At the very least, it’s nigh impossible to get stuffed into a locker.
It’s been a lifelong dream of mine to attend E3. As a native Los Angelino, the Next New Thing was practically in my back yard every summer. But while I was mere minutes away from the physicality of this game-nexus, I was far, far removed from it spiritually.
And let me tell you, having that carrot dangled in front of your eyes for years on end can be kind of maddening.
That’s exactly why waking up at six-something in the morning to attend a press conference didn’t feel like a chore. It was a beautiful, beautiful opportunity to catch what I had been missing for ages, at a time when some fabulously enticing products were just waiting to be manhandled. But watching press events, sitting in on PR presentations, and just trying to get a handle on the show is turning out to be kind of a drain.
Like I said in my spiel about the Nintendo event, there’s something about the whole shebang that’s cloyingly corporate. I’m the kind of social malcontent that walks around with headphones firmly lodged in his ears for the express purpose of avoiding too much contact. In fact, I make it a point to avoid swap meets and bazaars, just because I hate being approached. Just leave me alone and I’ll figure it out, thanks.
Needless to say, this doesn’t work out too well when in an environment where game companies hire people for the express purpose of roping you in. Even if you can get past that aspect of the show, there’s still the feeling that the folks you do want to speak to are rehashing canned, practiced lines.
If you think it’s odd that I’m getting too bent out of shape about socializing at one of the world’s largest gaming events … you’re probably right [No, you can’t have my badge for next year’s convention.] But that’s what happens when you approach a trade event from a fan perspective.

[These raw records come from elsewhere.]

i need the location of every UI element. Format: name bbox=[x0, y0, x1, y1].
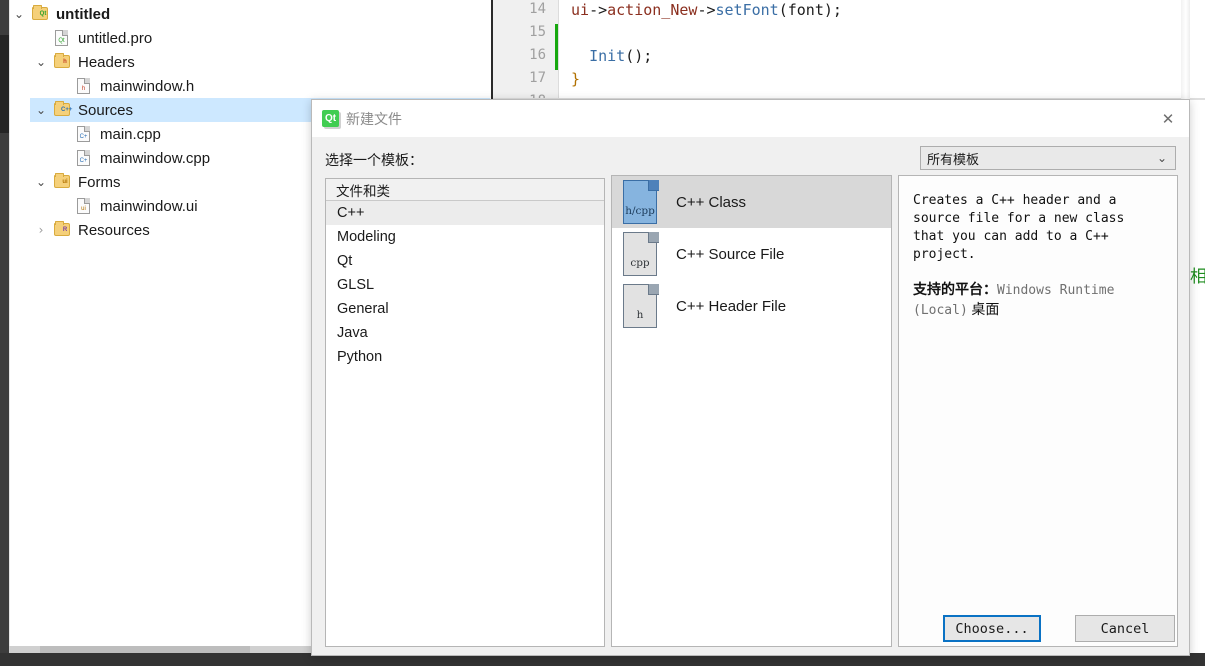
cpp-source-file-icon: cpp bbox=[623, 232, 659, 276]
chevron-down-icon: ⌄ bbox=[1156, 151, 1167, 165]
modified-line-marker bbox=[555, 24, 558, 47]
line-number: 15 bbox=[529, 24, 546, 40]
editor-side-character: 相 bbox=[1190, 267, 1205, 287]
tree-item-label: Headers bbox=[78, 53, 135, 71]
dialog-body: 选择一个模板： 所有模板 ⌄ 文件和类 C++ Modeling Qt GLSL Gen… bbox=[312, 137, 1189, 655]
cpp-file-icon: C+ bbox=[74, 150, 94, 166]
expander-collapse-icon[interactable]: ⌄ bbox=[8, 8, 30, 20]
tree-item-label: mainwindow.cpp bbox=[100, 149, 211, 167]
supported-platforms-value-local: (Local) bbox=[913, 303, 968, 318]
horizontal-scrollbar-thumb[interactable] bbox=[40, 646, 250, 653]
cpp-file-icon: C+ bbox=[74, 126, 94, 142]
expander-placeholder bbox=[52, 152, 74, 164]
resources-folder-icon: R bbox=[52, 221, 72, 238]
choose-template-label: 选择一个模板： bbox=[325, 152, 423, 168]
choose-button[interactable]: Choose... bbox=[943, 615, 1041, 642]
expander-collapse-icon[interactable]: ⌄ bbox=[30, 56, 52, 68]
tree-item-untitled[interactable]: ⌄ Qt untitled bbox=[8, 2, 490, 26]
tree-item-label: Forms bbox=[78, 173, 121, 191]
supported-platforms-value-desktop: 桌面 bbox=[971, 301, 1000, 317]
supported-platforms-label: 支持的平台： bbox=[913, 281, 997, 297]
pro-file-icon: Qt bbox=[52, 30, 72, 46]
category-item-general[interactable]: General bbox=[326, 297, 604, 321]
new-file-dialog: Qt 新建文件 ✕ 选择一个模板： 所有模板 ⌄ 文件和类 C++ Modelin… bbox=[311, 99, 1190, 656]
expander-collapse-icon[interactable]: ⌄ bbox=[30, 104, 52, 116]
tree-item-untitled-pro[interactable]: Qt untitled.pro bbox=[30, 26, 490, 50]
expander-placeholder bbox=[52, 128, 74, 140]
category-panel[interactable]: 文件和类 C++ Modeling Qt GLSL General Java Python bbox=[325, 178, 605, 647]
tree-item-label: untitled.pro bbox=[78, 29, 153, 47]
modified-line-marker bbox=[555, 47, 558, 70]
template-item-label: C++ Source File bbox=[676, 245, 785, 263]
qt-project-folder-icon: Qt bbox=[30, 5, 50, 22]
category-item-java[interactable]: Java bbox=[326, 321, 604, 345]
close-icon[interactable]: ✕ bbox=[1157, 108, 1179, 130]
expander-collapse-icon[interactable]: ⌄ bbox=[30, 176, 52, 188]
code-line[interactable]: ui->action_New->setFont(font); bbox=[571, 1, 842, 19]
headers-folder-icon: h bbox=[52, 53, 72, 70]
expander-expand-icon[interactable]: › bbox=[30, 224, 52, 236]
supported-platforms-value: Windows Runtime bbox=[997, 283, 1115, 298]
tree-item-label: mainwindow.ui bbox=[100, 197, 198, 215]
expander-placeholder bbox=[52, 200, 74, 212]
cpp-header-file-icon: h bbox=[623, 284, 659, 328]
h-file-icon: h bbox=[74, 78, 94, 94]
ui-file-icon: ui bbox=[74, 198, 94, 214]
editor-gutter: 1415161718 bbox=[493, 0, 559, 109]
tree-item-mainwindow-h[interactable]: h mainwindow.h bbox=[52, 74, 490, 98]
cpp-class-file-icon: h/cpp bbox=[623, 180, 659, 224]
expander-placeholder bbox=[52, 80, 74, 92]
template-filter-select[interactable]: 所有模板 ⌄ bbox=[920, 146, 1176, 170]
supported-platforms: 支持的平台：Windows Runtime (Local) 桌面 bbox=[913, 280, 1167, 320]
tree-item-label: Resources bbox=[78, 221, 150, 239]
screen: ⌄ Qt untitled Qt untitled.pro ⌄ h Headers h mai… bbox=[0, 0, 1205, 666]
code-line[interactable]: Init(); bbox=[571, 47, 652, 65]
line-number: 17 bbox=[529, 70, 546, 86]
description-panel: Creates a C++ header and a source file f… bbox=[898, 175, 1178, 647]
qt-logo-icon: Qt bbox=[322, 110, 339, 127]
category-item-qt[interactable]: Qt bbox=[326, 249, 604, 273]
tree-item-label: untitled bbox=[56, 5, 111, 23]
tree-item-label: main.cpp bbox=[100, 125, 161, 143]
code-line[interactable]: } bbox=[571, 70, 580, 88]
tree-item-label: mainwindow.h bbox=[100, 77, 195, 95]
category-item-c-[interactable]: C++ bbox=[326, 201, 604, 225]
tree-item-label: Sources bbox=[78, 101, 134, 119]
template-list[interactable]: h/cpp C++ Class cpp C++ Source File h C++ Hea… bbox=[612, 176, 891, 332]
line-number: 16 bbox=[529, 47, 546, 63]
dialog-title-bar: Qt 新建文件 bbox=[312, 100, 1189, 137]
category-item-python[interactable]: Python bbox=[326, 345, 604, 369]
description-body: Creates a C++ header and a source file f… bbox=[913, 193, 1125, 262]
dialog-title: 新建文件 bbox=[346, 110, 402, 127]
category-item-glsl[interactable]: GLSL bbox=[326, 273, 604, 297]
template-item-c-header-file[interactable]: h C++ Header File bbox=[612, 280, 891, 332]
expander-placeholder bbox=[30, 32, 52, 44]
template-item-c-class[interactable]: h/cpp C++ Class bbox=[612, 176, 891, 228]
category-header: 文件和类 bbox=[326, 179, 604, 201]
sources-folder-icon: C++ bbox=[52, 101, 72, 118]
category-list[interactable]: C++ Modeling Qt GLSL General Java Python bbox=[326, 201, 604, 369]
template-panel[interactable]: h/cpp C++ Class cpp C++ Source File h C++ Hea… bbox=[611, 175, 892, 647]
template-item-label: C++ Class bbox=[676, 193, 747, 211]
tree-item-headers[interactable]: ⌄ h Headers bbox=[30, 50, 490, 74]
cancel-button[interactable]: Cancel bbox=[1075, 615, 1175, 642]
template-item-label: C++ Header File bbox=[676, 297, 787, 315]
forms-folder-icon: ui bbox=[52, 173, 72, 190]
template-filter-value: 所有模板 bbox=[927, 151, 980, 167]
category-item-modeling[interactable]: Modeling bbox=[326, 225, 604, 249]
template-item-c-source-file[interactable]: cpp C++ Source File bbox=[612, 228, 891, 280]
line-number: 14 bbox=[529, 1, 546, 17]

My problem with the whole setup is that it’s exponentially more difficult to get a feel for the games when you’re essentially stuck with a babysitter for most of the time. I think I’m more comfortable playing Singstar: Britney Spears while wearing a cheerleading skirt in the middle of a mall GameStop than demoing what’s on the floor here in Los Angeles. Say what you will about enjoying the medium, it’s entirely a different beast when a company representative is hovering over your shoulder as you mash enemies into paste. There’s also the aspect of being the jerkwad holding up a five person queue because you’re too good to die. Whatever the scenario, there’s an inescapable sense of being watched or having an invisible timer dangling over your head that really messes with the immersion factor.
That’s not to say there aren’t some great perks to the show. I can now, with utter certainty, say that I’ve drank the same lemonade that Gabe Newell has tasted. Cory Banks and I were fortunate enough to have what was essentially a private DC Universe Online presentation, with superartist Jim Lee sitting inches away. And there were free slurpees!

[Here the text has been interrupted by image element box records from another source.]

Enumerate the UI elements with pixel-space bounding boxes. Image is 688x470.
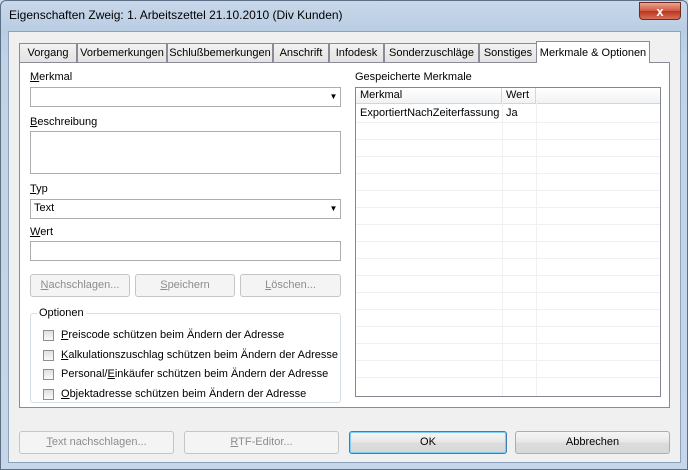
grid-line	[356, 292, 660, 293]
grid-line	[356, 241, 660, 242]
grid-line	[356, 207, 660, 208]
grid-line	[356, 309, 660, 310]
grid-line	[356, 326, 660, 327]
grid-line	[356, 343, 660, 344]
dialog-window: Eigenschaften Zweig: 1. Arbeitszettel 21…	[0, 0, 688, 470]
checkbox[interactable]	[43, 389, 54, 400]
title-bar[interactable]: Eigenschaften Zweig: 1. Arbeitszettel 21…	[1, 1, 687, 31]
tab-anschrift[interactable]: Anschrift	[273, 43, 329, 62]
grid-line	[356, 258, 660, 259]
grid-line	[356, 173, 660, 174]
checkbox[interactable]	[43, 369, 54, 380]
loeschen-button[interactable]: Löschen...	[240, 274, 341, 297]
typ-combobox[interactable]: Text ▼	[30, 199, 341, 219]
list-cell-wert: Ja	[506, 107, 518, 119]
column-header-merkmal[interactable]: Merkmal	[356, 88, 502, 103]
merkmal-combobox[interactable]: ▼	[30, 87, 341, 107]
typ-label: Typ	[30, 183, 48, 195]
tab-merkmale-optionen[interactable]: Merkmale & Optionen	[536, 41, 650, 63]
grid-line	[356, 377, 660, 378]
tab-vorbemerkungen[interactable]: Vorbemerkungen	[77, 43, 167, 62]
grid-line	[502, 103, 503, 396]
grid-line	[356, 224, 660, 225]
checkbox[interactable]	[43, 350, 54, 361]
merkmal-label: Merkmal	[30, 71, 73, 83]
nachschlagen-button[interactable]: Nachschlagen...	[30, 274, 130, 297]
tab-schlussbemerkungen[interactable]: Schlußbemerkungen	[167, 43, 273, 62]
dropdown-arrow-icon[interactable]: ▼	[329, 92, 338, 101]
optionen-groupbox: Optionen Preiscode schützen beim Ändern …	[30, 307, 341, 403]
window-title: Eigenschaften Zweig: 1. Arbeitszettel 21…	[9, 8, 343, 22]
grid-line	[356, 275, 660, 276]
tab-sonstiges[interactable]: Sonstiges	[479, 43, 537, 62]
ok-button[interactable]: OK	[349, 431, 507, 454]
grid-line	[356, 122, 660, 123]
column-header-wert[interactable]: Wert	[502, 88, 536, 103]
tab-vorgang[interactable]: Vorgang	[19, 43, 77, 62]
checkbox[interactable]	[43, 330, 54, 341]
dropdown-arrow-icon[interactable]: ▼	[329, 204, 338, 213]
grid-line	[356, 360, 660, 361]
abbrechen-button[interactable]: Abbrechen	[515, 431, 670, 454]
wert-input[interactable]	[30, 241, 341, 261]
typ-value: Text	[34, 202, 55, 214]
optionen-legend: Optionen	[37, 307, 86, 319]
grid-line	[536, 103, 537, 396]
grid-line	[356, 156, 660, 157]
tab-infodesk[interactable]: Infodesk	[329, 43, 384, 62]
tab-panel-merkmale-optionen: Merkmal ▼ Beschreibung Typ Text ▼ Wert N…	[19, 62, 670, 408]
beschreibung-textarea[interactable]	[30, 131, 341, 174]
rtf-editor-button[interactable]: RTF-Editor...	[184, 431, 339, 454]
list-cell-merkmal: ExportiertNachZeiterfassung	[360, 107, 500, 119]
speichern-button[interactable]: Speichern	[135, 274, 235, 297]
dialog-client-area: Vorgang Vorbemerkungen Schlußbemerkungen…	[8, 31, 681, 463]
tab-sonderzuschlaege[interactable]: Sonderzuschläge	[384, 43, 479, 62]
close-icon: x	[656, 4, 664, 19]
grid-line	[356, 139, 660, 140]
close-button[interactable]: x	[639, 2, 681, 20]
list-item[interactable]: ExportiertNachZeiterfassung Ja	[356, 105, 660, 122]
text-nachschlagen-button[interactable]: Text nachschlagen...	[19, 431, 174, 454]
gespeicherte-merkmale-label: Gespeicherte Merkmale	[355, 71, 472, 83]
list-header: Merkmal Wert	[356, 88, 660, 104]
wert-label: Wert	[30, 226, 54, 238]
grid-line	[356, 190, 660, 191]
beschreibung-label: Beschreibung	[30, 116, 98, 128]
gespeicherte-merkmale-list[interactable]: Merkmal Wert ExportiertNachZeiterfassung…	[355, 87, 661, 397]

Game-wise, I’ve been floored by DCUO, I saw lots of promise in The Agency, and I’m amazed by the art style of the new Kirby. The 3DS, though, isn't cutting it for me. And, remarkably enough, there are moments where you can have an actual conversation with someone at the show and not feel the sickly taint of PR crawling all over your body.
Maybe, like High School, I’ll have the show figured out just in time to leave it behind. Maybe I can let go of the context of the circus here and just enjoy the ridiculous spectacle of it all. At the moment, I’m holed up in the Media Center, safely clutching a too-expensive iMac, warily considering walking out on the floor.
I just hope I don’t run into any open lockers along the way.